Minimal Custom Class Pattern (LLM Completion)#

If you prefer Python, implement get_context and get_target and reuse the built-in preprocessor:

from datasets import load_dataset
from nemo_automodel.components.datasets.utils import SFTSingleTurnPreprocessor

class MyCompletionDataset:
    def __init__(self, path_or_dataset, tokenizer, split="train"):
        raw_ds = load_dataset(path_or_dataset, split=split)
        self.dataset = SFTSingleTurnPreprocessor(tokenizer).process(raw_ds, self)

    def get_context(self, examples):
        return examples["my_context_field"]

    def get_target(self, examples):
        return examples["my_target_field"]
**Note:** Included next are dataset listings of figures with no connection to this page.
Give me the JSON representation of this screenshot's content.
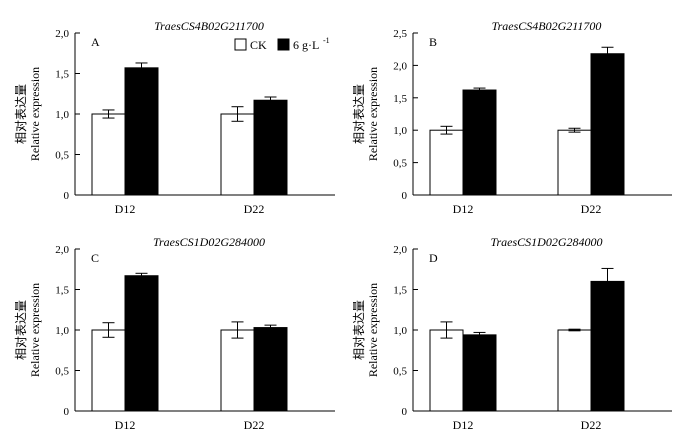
{
  "legend": {
    "series_names": [
      "CK",
      "6 g·L"
    ],
    "superscript": "-1"
  },
  "axis_ylabel_cn": "相对表达量",
  "axis_ylabel_en": "Relative expression",
  "colors": {
    "CK": "#ffffff",
    "treated": "#000000",
    "stroke": "#000000"
  },
  "chart_data": [
    {
      "panel_label": "A",
      "title": "TraesCS4B02G211700",
      "type": "bar",
      "categories": [
        "D12",
        "D22"
      ],
      "series": [
        {
          "name": "CK",
          "values": [
            1.0,
            1.0
          ],
          "errors": [
            0.05,
            0.09
          ]
        },
        {
          "name": "6 g·L-1",
          "values": [
            1.57,
            1.17
          ],
          "errors": [
            0.06,
            0.04
          ]
        }
      ],
      "ylim": [
        0,
        2.0
      ],
      "yticks": [
        0,
        0.5,
        1.0,
        1.5,
        2.0
      ],
      "ytick_labels": [
        "0",
        "0,5",
        "1,0",
        "1,5",
        "2,0"
      ],
      "show_legend": true
    },
    {
      "panel_label": "B",
      "title": "TraesCS4B02G211700",
      "type": "bar",
      "categories": [
        "D12",
        "D22"
      ],
      "series": [
        {
          "name": "CK",
          "values": [
            1.0,
            1.0
          ],
          "errors": [
            0.06,
            0.03
          ]
        },
        {
          "name": "6 g·L-1",
          "values": [
            1.62,
            2.18
          ],
          "errors": [
            0.03,
            0.1
          ]
        }
      ],
      "ylim": [
        0,
        2.5
      ],
      "yticks": [
        0,
        0.5,
        1.0,
        1.5,
        2.0,
        2.5
      ],
      "ytick_labels": [
        "0",
        "0,5",
        "1,0",
        "1,5",
        "2,0",
        "2,5"
      ],
      "show_legend": false
    },
    {
      "panel_label": "C",
      "title": "TraesCS1D02G284000",
      "type": "bar",
      "categories": [
        "D12",
        "D22"
      ],
      "series": [
        {
          "name": "CK",
          "values": [
            1.0,
            1.0
          ],
          "errors": [
            0.09,
            0.1
          ]
        },
        {
          "name": "6 g·L-1",
          "values": [
            1.67,
            1.03
          ],
          "errors": [
            0.03,
            0.03
          ]
        }
      ],
      "ylim": [
        0,
        2.0
      ],
      "yticks": [
        0,
        0.5,
        1.0,
        1.5,
        2.0
      ],
      "ytick_labels": [
        "0",
        "0,5",
        "1,0",
        "1,5",
        "2,0"
      ],
      "show_legend": false
    },
    {
      "panel_label": "D",
      "title": "TraesCS1D02G284000",
      "type": "bar",
      "categories": [
        "D12",
        "D22"
      ],
      "series": [
        {
          "name": "CK",
          "values": [
            1.0,
            1.0
          ],
          "errors": [
            0.1,
            0.01
          ]
        },
        {
          "name": "6 g·L-1",
          "values": [
            0.94,
            1.6
          ],
          "errors": [
            0.03,
            0.16
          ]
        }
      ],
      "ylim": [
        0,
        2.0
      ],
      "yticks": [
        0,
        0.5,
        1.0,
        1.5,
        2.0
      ],
      "ytick_labels": [
        "0",
        "0,5",
        "1,0",
        "1,5",
        "2,0"
      ],
      "show_legend": false
    }
  ]
}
Then reference your class via _target_ in YAML.

Important Considerations#

  • Chat templates: If your tokenizer has a chat template and you want answer-only loss, provide the correct start_of_turn_token (LLM) or start_of_response_token (VLM collate functions).

  • Padding for FP8: If training with FP8, set pad_seq_len_divisible: 16 in your collate function to align sequence lengths.

  • Packed sequences: Prefer packed sequences for throughput when fine-tuning LLMs on variable-length corpora.

  • Validation: You can define a separate validation_dataset and validation_dataloader block mirroring your training config.

For detailed, end-to-end recipes, browse the example configs under examples/llm_finetune/, examples/llm_pretrain/, and examples/vlm_finetune/.